National University of Singapore (NUS) graduates attending their National University of Singapore (NUS) Commencement ceremony. PHOTO: ST FILE

SINGAPORE - If you are running a family business in Singapore, good luck trying to get your children to join you.

A survey by Ernst & Young (EY), carried out with the University of St Gallen Centre for Family Business, found that only 3.8 per cent of Singapore students who are potential successors in family businesses would join the company five years after their studies. An even lower proportion - 1.1 per cent - would be willing to do so right after graduation.

This is worse than the global average of 4.9 per cent and 3.5 per cent respectively.

Ms Goh Siow Hui, a tax and private client services partner at EY in Singapore, said that the low level of succession interest among next-generation family members could be linked to the possibility that succession planning has not been at the top of the agenda among family businesses here.

She added: "Further, most family businesses in Singapore are fairly young and into their second or third generation only. The presence of the founder figure who still controls the business may influence the next generation's desire to join the family business."

The sucession challenge is getting tougher for family businesses not just in Singapore, but globally.

The EY study, Coming home or breaking free? (2015), looked into the succession intentions of more than 34,000 next-generation family business members globally.

It found that succession intentions have fallen by as much as 30 per cent when compared with like-for-like figures in a comparable survey that took place in 2011.

Survey participants in Mexico (11.5 per cent), Belgium (8.9 per cent) and Slovenia (8.5 per cent) have the strongest intention of joining the family business five years after their studies, with those in the US (1.2 per cent), Israel (2.4 per cent) and Denmark (2.5 per cent) the least likely to follow in their parents' footsteps.

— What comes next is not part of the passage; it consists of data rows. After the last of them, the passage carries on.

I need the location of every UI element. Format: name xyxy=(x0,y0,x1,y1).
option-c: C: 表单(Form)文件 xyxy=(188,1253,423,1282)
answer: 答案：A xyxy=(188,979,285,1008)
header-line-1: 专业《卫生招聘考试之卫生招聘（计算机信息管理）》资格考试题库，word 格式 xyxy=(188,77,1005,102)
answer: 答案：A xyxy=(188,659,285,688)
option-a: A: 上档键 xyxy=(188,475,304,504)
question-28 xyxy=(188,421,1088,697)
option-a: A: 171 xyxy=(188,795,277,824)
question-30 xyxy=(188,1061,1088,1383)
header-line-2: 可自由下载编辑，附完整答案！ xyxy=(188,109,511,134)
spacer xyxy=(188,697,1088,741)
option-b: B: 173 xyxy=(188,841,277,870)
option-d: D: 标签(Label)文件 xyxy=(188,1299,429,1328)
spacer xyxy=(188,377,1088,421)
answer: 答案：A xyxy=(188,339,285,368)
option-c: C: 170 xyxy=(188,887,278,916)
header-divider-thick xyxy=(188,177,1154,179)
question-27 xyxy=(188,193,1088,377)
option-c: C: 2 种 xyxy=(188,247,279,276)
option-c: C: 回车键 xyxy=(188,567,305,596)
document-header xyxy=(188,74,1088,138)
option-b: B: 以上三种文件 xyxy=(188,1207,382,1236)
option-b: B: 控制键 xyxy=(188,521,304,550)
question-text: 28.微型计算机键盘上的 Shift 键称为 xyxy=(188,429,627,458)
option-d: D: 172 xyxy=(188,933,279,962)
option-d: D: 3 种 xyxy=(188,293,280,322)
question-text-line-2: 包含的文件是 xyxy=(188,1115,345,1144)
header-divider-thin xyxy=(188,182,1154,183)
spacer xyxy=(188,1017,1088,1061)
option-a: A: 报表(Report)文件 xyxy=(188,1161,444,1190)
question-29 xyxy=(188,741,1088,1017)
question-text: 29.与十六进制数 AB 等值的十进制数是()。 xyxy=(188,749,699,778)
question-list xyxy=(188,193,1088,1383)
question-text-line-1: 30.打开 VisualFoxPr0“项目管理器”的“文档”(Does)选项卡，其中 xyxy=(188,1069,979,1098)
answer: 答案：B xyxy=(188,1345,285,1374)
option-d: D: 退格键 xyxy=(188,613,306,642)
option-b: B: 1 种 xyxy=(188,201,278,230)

Said Mr Peter Englisch, global leader of the EY Family Business Center of Excellence: "Family businesses face a challenge in convincing younger members of the family that their long-term futures lie within their businesses. Not only is there competition from the wider jobs market, with young people keen to explore their options in today's fast-moving economy, but many also feel that they need to prove themselves outside of the family firm first. In many ways, this is a healthy attitude.

"The challenge for family businesses is how to harness the next generation's ambitions to break free to benefit the family firm in the longer term. While fewer next-generation members intend to become successors, those that do may be more motivated and better prepared."

Gender also seems to play a part, the survey found. Globally, female potential successors are less likely to want to take over the family firm than their male counterparts - 4.3 per cent of women want to take over the family business five years after graduation, compared to 5.7 per cent of men.

The size of a family business is another factor that appears to affect succession intentions - the bigger, the better. Only 5.2 per cent of next-generation members wanting to take over at firm with two to five full-time staff, rising to 16.3 per cent for family firms with more than 100 full-time staff.

The study also identifies a number of potential drivers of succession intentions. As GDP increases, succession intentions decrease, although it appears that as countries reach a certain GDP level they rise again.

Dr Philipp Sieger, assistant professor at the University of St. Gallen, added: "In less developed countries, taking over the parental firm is often the only viable career option. As countries become wealthier, the career alternatives become more numerous and attractive. In this way, only successors who are interested and capable should enter the family firm in countries where they have career alternatives. In such settings, it makes even less sense to pressurise children into the family business."

The report also found that succession intentions were higher in cultures that cherish pride in one's organisation and family, prioritise job and economic security, and have a culture that strongly respects power and authority.